For those frustrated with an American history in which white male power and wealth is still the most easily accessible narrative, any site attached most prominently to a woman feels important, precious. The Sargent House Museum’s mission is to “engage the public in the life, times, writings, and home of Judith Sargent Stevens Murray, a pioneering advocate of women’s education and equality,” and indeed the house tour centers the life story of this early American feminist.
But what makes a house a woman’s house? In the eighteenth century alone, the Sargent House was also home to Judith’s first husband, John Stevens; her second husband, John Murray, an early Universalist minister; as well as her three daughters. Subsequent generations lived in the house. In the early twentieth century, the painter John Singer Sargent, a family descendent, got involved in efforts to save the house and donated artwork to the museum. In short, the house is the site of many people’s stories. What happens when one person’s story is singled out as the most important story to tell in a historic space? How does our understanding of our shared cultural heritage shift depending on whose story is being told?
In the case of the Sargent House, the shift in understanding became apparent to me in the last room on the tour, a bedroom. Our guide pointed out a few things in the room—a four post bed, a small writing closet where Sargent Murray wrote, a side table by the window—and then told an arresting story: this was the room where Judith Sargent Murray gave birth. Despite wanting children, she had not been able to have any during her first marriage. She became pregnant for the first time during her second marriage, in her late thirties, and carried the pregnancy to term. The birth did not go well.
On the side table by the window, under a small plexiglass case, was a letter written by John Murray describing his wife’s traumatic labor. He paints a clear picture in just a few lines: “The first Sunday in August our suffering friend was taken ill. She continued to suffer more than any language can describe till the Wednesday night following. She was then, with the assistance of Doct. Thomsen, and his instruments delivered of a male child weighing very near fifteen pounds, whose spirit returned to the God who gave it, a few hours before it was born—”
By displaying this remarkable letter in the room where its painful events took place, the Sargent House Museum complicates our understanding of this eighteenth-century house and its original inhabitants. In this room, it becomes clear that this birth story—eloquently written down by a powerful woman’s partner—is not solely a woman’s story. This is not an anecdotal tidbit offered up as a gesture to “women’s history,” nor is it a quick acknowledgment of the site of someone’s birth. This is a story that tells us that the physical experiences of women are real and essential to any history.

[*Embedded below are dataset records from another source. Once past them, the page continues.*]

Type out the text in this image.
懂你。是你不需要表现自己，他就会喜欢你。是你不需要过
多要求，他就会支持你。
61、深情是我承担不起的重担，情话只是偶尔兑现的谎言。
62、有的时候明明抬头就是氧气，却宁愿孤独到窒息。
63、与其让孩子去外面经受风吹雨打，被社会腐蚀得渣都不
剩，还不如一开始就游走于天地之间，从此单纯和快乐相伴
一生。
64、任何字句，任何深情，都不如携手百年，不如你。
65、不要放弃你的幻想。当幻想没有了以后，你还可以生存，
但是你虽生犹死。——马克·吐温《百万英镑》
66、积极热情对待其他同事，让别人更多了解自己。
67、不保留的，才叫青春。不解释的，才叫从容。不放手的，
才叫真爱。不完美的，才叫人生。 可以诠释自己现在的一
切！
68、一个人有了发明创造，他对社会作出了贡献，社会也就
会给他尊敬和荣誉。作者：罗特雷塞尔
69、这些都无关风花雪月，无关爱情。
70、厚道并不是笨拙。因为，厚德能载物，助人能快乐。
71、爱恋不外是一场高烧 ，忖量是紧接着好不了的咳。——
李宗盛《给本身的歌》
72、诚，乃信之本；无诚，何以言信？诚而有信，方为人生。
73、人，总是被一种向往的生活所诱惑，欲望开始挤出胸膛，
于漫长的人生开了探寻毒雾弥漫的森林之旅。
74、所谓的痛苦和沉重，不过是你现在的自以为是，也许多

It is rare to hear such personal stories about reproductive and sexual health in historical settings, perhaps because we today still struggle to talk about our own pain around these experiences. Many American women still struggle to access reproductive healthcare, and our maternal death rates are the highest of any developed country. I am grateful to the Sargent House Museum for its commitment to using the house to interpret a woman’s story. Through this commitment, we hear under-told stories about the lives of people in the eighteenth century, and we get a chance to compare those stories to our own.
In truth, though, all historic houses are women’s houses. Countless rooms in countless buildings were and are the sites of birth stories as challenging and compelling as this one. Judith Sargent Murray was a white woman with a prominent family and the privileges of whiteness and class, and her story is well documented in large part thanks to these privileges. It shouldn’t take wealth, whiteness and literary fame for women to earn the right for their profound physical experiences to be integral rather than exceptional.